BADA-BING! TO DA MOOOOON! But again, we are talking about VINCENT KARTHEISER here people, not Pete Campbell, and, fortunately, VINCENT KARTHEISER doesn’t always look like a squirrely villain from Rescue Rangers. Behold!



Oops. Misfire. Behold!


Hey hey hey! Look at this sorta-good-looking-16-year-old-who-grew-a-beard-over-summer-break. Not bad, Vince. Add in a boutonniere and a Solo cup and you got a prom date you can meet at the front door.

But how’re going to get to prom?
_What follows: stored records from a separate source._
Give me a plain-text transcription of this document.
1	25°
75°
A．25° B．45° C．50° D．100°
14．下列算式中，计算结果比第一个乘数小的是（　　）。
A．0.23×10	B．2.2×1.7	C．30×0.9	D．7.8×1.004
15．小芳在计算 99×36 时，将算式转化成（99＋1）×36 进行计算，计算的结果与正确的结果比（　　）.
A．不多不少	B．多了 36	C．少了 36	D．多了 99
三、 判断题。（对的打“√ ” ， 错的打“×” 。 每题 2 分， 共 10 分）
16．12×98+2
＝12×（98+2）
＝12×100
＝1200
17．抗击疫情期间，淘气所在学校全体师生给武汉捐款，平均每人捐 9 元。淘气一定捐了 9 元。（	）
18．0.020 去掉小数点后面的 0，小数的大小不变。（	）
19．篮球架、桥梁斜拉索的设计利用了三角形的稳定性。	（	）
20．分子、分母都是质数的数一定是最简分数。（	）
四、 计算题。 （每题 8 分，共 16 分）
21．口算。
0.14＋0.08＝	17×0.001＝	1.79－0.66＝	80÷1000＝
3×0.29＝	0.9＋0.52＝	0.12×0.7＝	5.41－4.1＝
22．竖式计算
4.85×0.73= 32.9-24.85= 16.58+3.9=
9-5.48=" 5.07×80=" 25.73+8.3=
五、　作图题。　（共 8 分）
What do you suggest, Vince?


Uh, er, okay. I mean, “off the grid” is kind of an awful term, but, you know, going green is good. Save the environment and what-not. What about your current living situation, there, Karthy?


HAHAHAHAHAHAHABLARGHBARFBARFBARF. OH NO, YOU GUYS! SOMEONE BARFED ON MY KEYBOARD! OH MY STARS, THERE IS SO MUCH OF IT!!! WHO’S VOMIT THIS IS OR WHERE IT CAME FROM IS REALLY ANYONE’S GUESS, BUT IT IS MOST DEFINITELY ALL OVER MY KEYBOARD.
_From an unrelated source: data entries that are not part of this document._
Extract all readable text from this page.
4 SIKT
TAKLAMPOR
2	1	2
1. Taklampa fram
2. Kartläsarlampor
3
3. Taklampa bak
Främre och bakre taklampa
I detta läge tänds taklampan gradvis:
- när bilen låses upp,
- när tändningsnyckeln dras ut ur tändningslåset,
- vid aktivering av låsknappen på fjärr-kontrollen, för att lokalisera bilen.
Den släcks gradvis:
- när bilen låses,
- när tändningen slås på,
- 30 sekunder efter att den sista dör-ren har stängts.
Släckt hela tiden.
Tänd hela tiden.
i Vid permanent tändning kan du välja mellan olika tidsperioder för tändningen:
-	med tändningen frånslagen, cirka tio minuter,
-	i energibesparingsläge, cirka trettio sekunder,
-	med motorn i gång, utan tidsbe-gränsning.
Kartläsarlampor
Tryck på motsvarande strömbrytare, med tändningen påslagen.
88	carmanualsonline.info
Anywhoooooo…where were we? Oh right, Vincent Kartheiser lives in a wooden box with no toilet. You know, normal, everyday actor-on-a-hit-television-series type stuff. What’s that, guest in my home? Need to avail yourself of the facilities? The neighbors or the goodly Burger King down the street will be more than happy to fulfill your dumping needs.

But that’s alright, Vincent. No car, no problem. No toilet, NO PROBLEM! We can live with the public transportation and pooping in a mason jar as long as he treats us right! Am I right, ladies? Sure I am. So what do you say, Vinny?


HAHAHAHAHAHAOHSHIT! YOU GUYS, MY EYES JUST ROLLED RIGHT OUT OF MY HEAD! HOW AM I GOING TO FINISH THIS COLUMN WITH MY KEYBOARD COVERED IN VOMIT AND NO EYES??? Oh well. R.I.P. my eyes. R.I.P. my keyboard. At least the former won’t have to look at this last press image and the later won’t have to comment on it. Tell Vincent Kartheiser that if I see him, I am going to hit him.